Il caso è stato portato all’attenzione del ministro del Lavoro, Andrea Orlando. Il deputato di Fratelli d’Italia, Walter Rizzetto, ha depositato un’interrogazione alla Camera, sottolineando che “non si può credere che l’esclusione di alcuni lavoratori sia un’operazione meritoria con la scusa che prende in considerazione i titoli di studio”. Il motivo? “Fino ad oggi, quelle stesse persone erano considerate delle risorse valide per lo svolgimento del servizio”. Aggiunge Rizzetto, interpellato da Fanpage.it: “Questo percorso di internalizzazione non può essere intrapreso ricorrendo a misure discriminatorie che portano ad escludere dal perimetro molti lavoratori o che attribuiscono condizioni contrattuali peggiorative a chi vi rientrerà”.
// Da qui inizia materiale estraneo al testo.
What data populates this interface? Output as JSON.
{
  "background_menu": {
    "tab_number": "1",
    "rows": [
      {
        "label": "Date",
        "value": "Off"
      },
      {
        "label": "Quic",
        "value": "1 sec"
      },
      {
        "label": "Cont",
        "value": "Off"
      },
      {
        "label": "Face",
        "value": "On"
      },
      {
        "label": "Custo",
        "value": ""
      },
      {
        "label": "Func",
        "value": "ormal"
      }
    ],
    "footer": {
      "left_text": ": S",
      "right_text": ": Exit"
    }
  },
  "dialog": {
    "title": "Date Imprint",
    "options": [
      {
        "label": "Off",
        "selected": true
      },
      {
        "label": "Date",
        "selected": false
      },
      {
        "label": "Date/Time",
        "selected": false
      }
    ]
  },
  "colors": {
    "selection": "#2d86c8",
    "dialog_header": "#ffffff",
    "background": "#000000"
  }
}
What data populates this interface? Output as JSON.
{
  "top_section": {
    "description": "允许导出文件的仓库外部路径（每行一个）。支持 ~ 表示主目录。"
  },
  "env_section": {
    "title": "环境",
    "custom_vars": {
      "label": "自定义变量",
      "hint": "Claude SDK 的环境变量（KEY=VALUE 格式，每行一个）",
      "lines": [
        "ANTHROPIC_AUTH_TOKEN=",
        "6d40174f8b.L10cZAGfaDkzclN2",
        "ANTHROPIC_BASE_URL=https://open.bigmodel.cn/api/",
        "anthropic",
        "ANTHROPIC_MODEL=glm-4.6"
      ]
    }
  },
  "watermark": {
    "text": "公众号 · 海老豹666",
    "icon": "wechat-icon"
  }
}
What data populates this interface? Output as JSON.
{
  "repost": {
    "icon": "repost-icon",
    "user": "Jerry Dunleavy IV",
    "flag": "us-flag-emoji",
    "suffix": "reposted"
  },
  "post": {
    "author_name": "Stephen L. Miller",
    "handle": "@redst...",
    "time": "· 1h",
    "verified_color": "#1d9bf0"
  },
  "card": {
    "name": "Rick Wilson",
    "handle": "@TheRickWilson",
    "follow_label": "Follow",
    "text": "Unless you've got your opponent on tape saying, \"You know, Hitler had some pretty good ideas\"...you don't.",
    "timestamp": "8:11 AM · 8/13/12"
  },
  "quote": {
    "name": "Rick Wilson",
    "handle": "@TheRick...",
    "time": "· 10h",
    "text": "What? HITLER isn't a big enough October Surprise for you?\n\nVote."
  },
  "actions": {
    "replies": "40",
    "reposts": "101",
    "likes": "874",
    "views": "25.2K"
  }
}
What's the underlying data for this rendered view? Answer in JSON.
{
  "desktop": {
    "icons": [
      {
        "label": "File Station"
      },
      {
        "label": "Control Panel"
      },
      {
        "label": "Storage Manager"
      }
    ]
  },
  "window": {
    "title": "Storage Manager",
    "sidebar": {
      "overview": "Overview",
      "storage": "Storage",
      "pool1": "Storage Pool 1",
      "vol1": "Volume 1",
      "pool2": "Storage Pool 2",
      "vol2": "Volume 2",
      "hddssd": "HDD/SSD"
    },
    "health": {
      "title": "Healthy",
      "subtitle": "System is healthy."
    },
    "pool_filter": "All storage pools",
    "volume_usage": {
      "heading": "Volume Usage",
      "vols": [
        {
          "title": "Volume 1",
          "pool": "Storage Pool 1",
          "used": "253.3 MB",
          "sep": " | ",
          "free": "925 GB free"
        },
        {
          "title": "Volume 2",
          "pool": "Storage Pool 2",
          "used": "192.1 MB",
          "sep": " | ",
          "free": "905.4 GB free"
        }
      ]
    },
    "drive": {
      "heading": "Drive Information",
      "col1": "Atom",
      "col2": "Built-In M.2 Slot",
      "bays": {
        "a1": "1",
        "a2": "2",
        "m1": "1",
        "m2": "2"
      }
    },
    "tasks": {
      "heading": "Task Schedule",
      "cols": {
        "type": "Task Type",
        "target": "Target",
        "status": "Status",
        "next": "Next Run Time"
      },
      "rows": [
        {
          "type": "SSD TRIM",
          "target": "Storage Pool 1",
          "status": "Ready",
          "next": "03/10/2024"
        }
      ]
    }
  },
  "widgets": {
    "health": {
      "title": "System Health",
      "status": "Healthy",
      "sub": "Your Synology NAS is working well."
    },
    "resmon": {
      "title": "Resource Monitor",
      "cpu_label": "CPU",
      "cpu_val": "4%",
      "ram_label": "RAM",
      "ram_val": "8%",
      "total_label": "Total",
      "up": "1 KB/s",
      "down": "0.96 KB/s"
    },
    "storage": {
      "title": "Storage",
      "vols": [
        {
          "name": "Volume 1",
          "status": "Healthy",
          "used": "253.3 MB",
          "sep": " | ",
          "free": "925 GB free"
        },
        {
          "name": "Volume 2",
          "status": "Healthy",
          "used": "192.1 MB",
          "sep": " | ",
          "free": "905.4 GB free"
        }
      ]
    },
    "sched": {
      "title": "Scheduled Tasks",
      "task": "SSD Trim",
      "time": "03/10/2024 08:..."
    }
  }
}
Come se non bastasse, Cretarola denuncia un’altra vicenda: “Il presidente Tridico ha dichiarato di aver appreso, con estrema sorpresa, che AdER Servizi (un’altra società, ndr) ha aderito alla gara Consip. Quindi circa 200 operatori escono dal perimetro del contact center, auspicando di trovare soluzioni con i gestori attuali ossia Comdata e Network, che reputiamo improbabile si carichino questi 200 lavoratori senza alcuna commessa”. Un puzzle complicato. Saccone, tornando sul processo di internalizzazione, manifesta tutta la preoccupazione sulla tempistica: “Di sicuro non c’è più un minuto da perdere da perdere. Mancano pochi mesi, davvero si pensa di bandire il concorso a settembre, ultimare le selezioni e partire entro fine anno? Ma di cosa stiamo parlando?”. Da qui l’appello del parlamentare di Rizzetto: “Mi auguro che il presidente dell’Inps Tridico chiarisca quanto prima la sua posizione su questa vicenda, rimediando a queste criticità. Bisogna assicurare una manovra virtuosa che tuteli tutti i lavoratori”.